Thank you again, Chris

cray54 (original poster)

#5: Post by cray54 (original poster) »

Osku,

I don't think the unit is damaged, so I'll look into other causes for metallic taste.

The numbers you share for a Bialetti 3-cup moca line right up (We get about 300ml out of this 6-cup unit). This reinforces what Jeff suggested about this being similar to a moca pot. I'll look up the Bialetti manual and related advice to see if that helps me understand how to use this one. Also, the Kamira unit looks like the same process, so I'll check on that one too!

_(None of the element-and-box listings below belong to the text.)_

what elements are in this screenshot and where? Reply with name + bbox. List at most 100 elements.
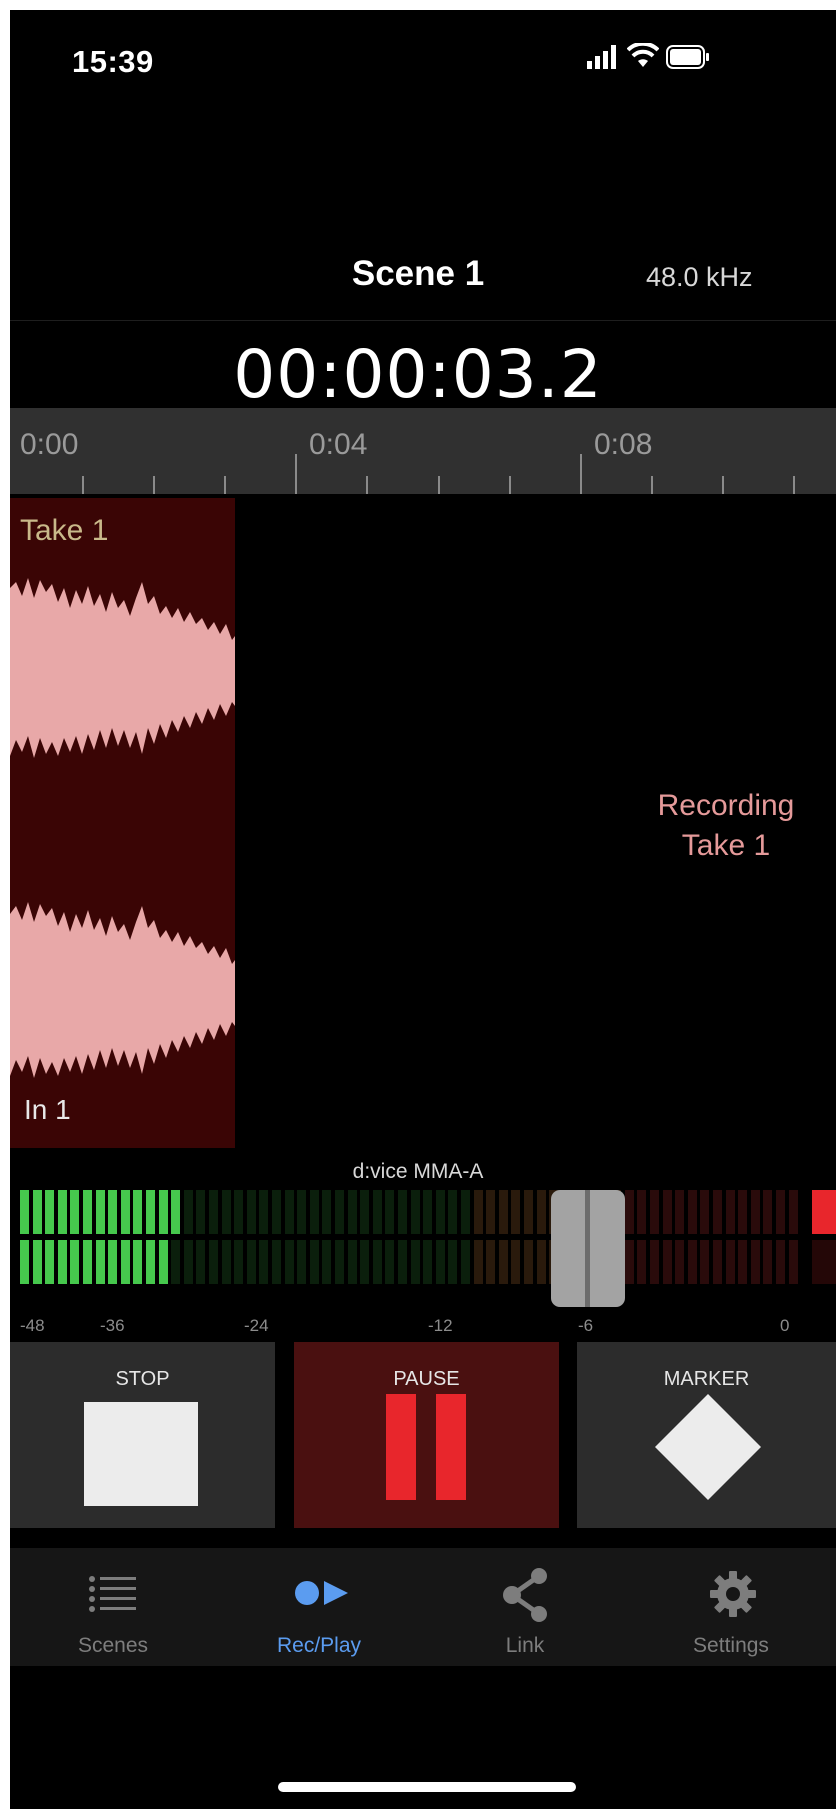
meter-segment — [498, 1240, 508, 1284]
meter-segment — [700, 1240, 710, 1284]
time-counter: 00:00:03.2 — [233, 336, 603, 413]
meter-segment — [448, 1190, 458, 1234]
meter-segment — [788, 1190, 798, 1234]
ruler-tick — [82, 476, 84, 494]
meter-segment — [486, 1190, 496, 1234]
take-name: Take 1 — [20, 514, 109, 547]
ruler-label-4: 0:04 — [309, 428, 368, 461]
meter-segment — [713, 1190, 722, 1234]
ruler-tick — [224, 476, 226, 494]
meter-segment — [473, 1190, 483, 1234]
gear-icon — [710, 1571, 756, 1617]
pause-label: PAUSE — [393, 1368, 460, 1390]
scale-label: 0 — [780, 1316, 790, 1335]
meter-segment — [83, 1240, 92, 1284]
meter-segment — [687, 1240, 697, 1284]
meter-segment — [700, 1190, 710, 1234]
meter-segment — [234, 1190, 244, 1234]
ruler-tick — [295, 454, 297, 494]
scale-label: -48 — [20, 1316, 45, 1335]
recording-status-line1: Recording — [657, 789, 795, 822]
meter-segment — [322, 1190, 332, 1234]
meter-segment — [410, 1190, 420, 1234]
meter-segment — [536, 1190, 546, 1234]
meter-segment — [675, 1190, 685, 1234]
meter-segment — [146, 1190, 155, 1234]
ruler-tick — [366, 476, 368, 494]
meter-segment — [713, 1240, 722, 1284]
meter-segment — [70, 1190, 80, 1234]
meter-segment — [398, 1190, 407, 1234]
pause-icon — [386, 1394, 466, 1500]
meter-segment — [20, 1240, 29, 1284]
battery-icon — [666, 45, 710, 74]
meter-segment — [360, 1190, 370, 1234]
meter-segment — [750, 1190, 760, 1234]
meter-segment — [360, 1240, 370, 1284]
meter-segment — [95, 1190, 105, 1234]
meter-segment — [461, 1240, 470, 1284]
waveform-bottom — [10, 902, 235, 1078]
diamond-icon — [655, 1394, 761, 1500]
pause-button[interactable]: PAUSE — [294, 1342, 559, 1528]
input-label: In 1 — [24, 1094, 71, 1125]
meter-segment — [335, 1240, 344, 1284]
meter-segment — [234, 1240, 244, 1284]
scale-label: -6 — [578, 1316, 594, 1335]
timeline-ruler[interactable]: 0:00 0:04 0:08 — [10, 408, 836, 494]
tab-link[interactable]: Link — [422, 1548, 628, 1666]
meter-segment — [183, 1190, 193, 1234]
meter-segment — [20, 1190, 29, 1234]
meter-segment — [32, 1240, 42, 1284]
meter-segment — [146, 1240, 155, 1284]
meter-segment — [57, 1190, 67, 1234]
meter-segment — [32, 1190, 42, 1234]
meter-segment — [738, 1240, 748, 1284]
ruler-tick — [793, 476, 795, 494]
app-screen: 15:39 Scene 1 48.0 kHz 00:00:03.2 0:00 0… — [10, 10, 836, 1809]
meter-segment — [335, 1190, 344, 1234]
recording-status: Recording Take 1 — [616, 786, 836, 866]
meter-segment — [372, 1240, 382, 1284]
meter-segment — [725, 1240, 735, 1284]
share-icon — [503, 1568, 547, 1622]
record-play-icon — [295, 1581, 348, 1605]
take-region[interactable]: Take 1 In 1 — [10, 498, 235, 1148]
header-divider — [10, 320, 836, 321]
meter-segment — [776, 1240, 785, 1284]
meter-segment — [524, 1190, 533, 1234]
tab-settings[interactable]: Settings — [628, 1548, 834, 1666]
meter-segment — [108, 1190, 118, 1234]
tab-scenes[interactable]: Scenes — [10, 1548, 216, 1666]
meter-segment — [624, 1190, 634, 1234]
sample-rate: 48.0 kHz — [646, 262, 753, 292]
wifi-icon — [626, 41, 660, 74]
meter-segment — [637, 1240, 647, 1284]
marker-label: MARKER — [663, 1368, 750, 1390]
stop-button[interactable]: STOP — [10, 1342, 275, 1528]
meter-segment — [196, 1240, 206, 1284]
scale-label: -36 — [100, 1316, 125, 1335]
status-time: 15:39 — [72, 44, 154, 79]
meter-segment — [297, 1190, 307, 1234]
level-meter-channel-1 — [20, 1190, 820, 1234]
meter-segment — [624, 1240, 634, 1284]
meter-segment — [498, 1190, 508, 1234]
meter-segment — [435, 1240, 445, 1284]
meter-segment — [398, 1240, 407, 1284]
stop-icon — [84, 1402, 198, 1506]
meter-segment — [423, 1240, 433, 1284]
input-gain-fader[interactable] — [551, 1190, 625, 1307]
meter-segment — [309, 1240, 319, 1284]
meter-segment — [45, 1190, 55, 1234]
meter-segment — [524, 1240, 533, 1284]
meter-segment — [347, 1240, 357, 1284]
meter-segment — [133, 1240, 143, 1284]
marker-button[interactable]: MARKER — [577, 1342, 836, 1528]
meter-segment — [725, 1190, 735, 1234]
tab-rec-play[interactable]: Rec/Play — [216, 1548, 422, 1666]
meter-segment — [70, 1240, 80, 1284]
meter-segment — [662, 1190, 672, 1234]
meter-segment — [57, 1240, 67, 1284]
meter-segment — [246, 1190, 256, 1234]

Thank you for the help. Every bit is helpful at this point... I understand that I will have to figure out how to use this particular machine, but I am also still trying to understand what the goal is.

-Chris

User avatar
Jeff
Team HB

#6: Post by Jeff »

With hand grinders, there's a new generation in the last 5-10 years that are significantly better than the Skerton or Porlex of the past. A Porlex worked adequately for me traveling, for drip, but is really marginal for espresso.

There are things like a used Mazzer Super Jolly, but they're more intended for espresso. Burrs alone for a grinder like that can be more expensive than a good hand grinder.

For drip, Baratza occasionally has refurbs available. I think it is the Virtuoso that has the better burrs for drip (they've changed models since I last looked at them). Perhaps someone else can chime in. For the money, if only a cup or two at a time, I think a new-generation hand grinder may give a "cleaner" cup.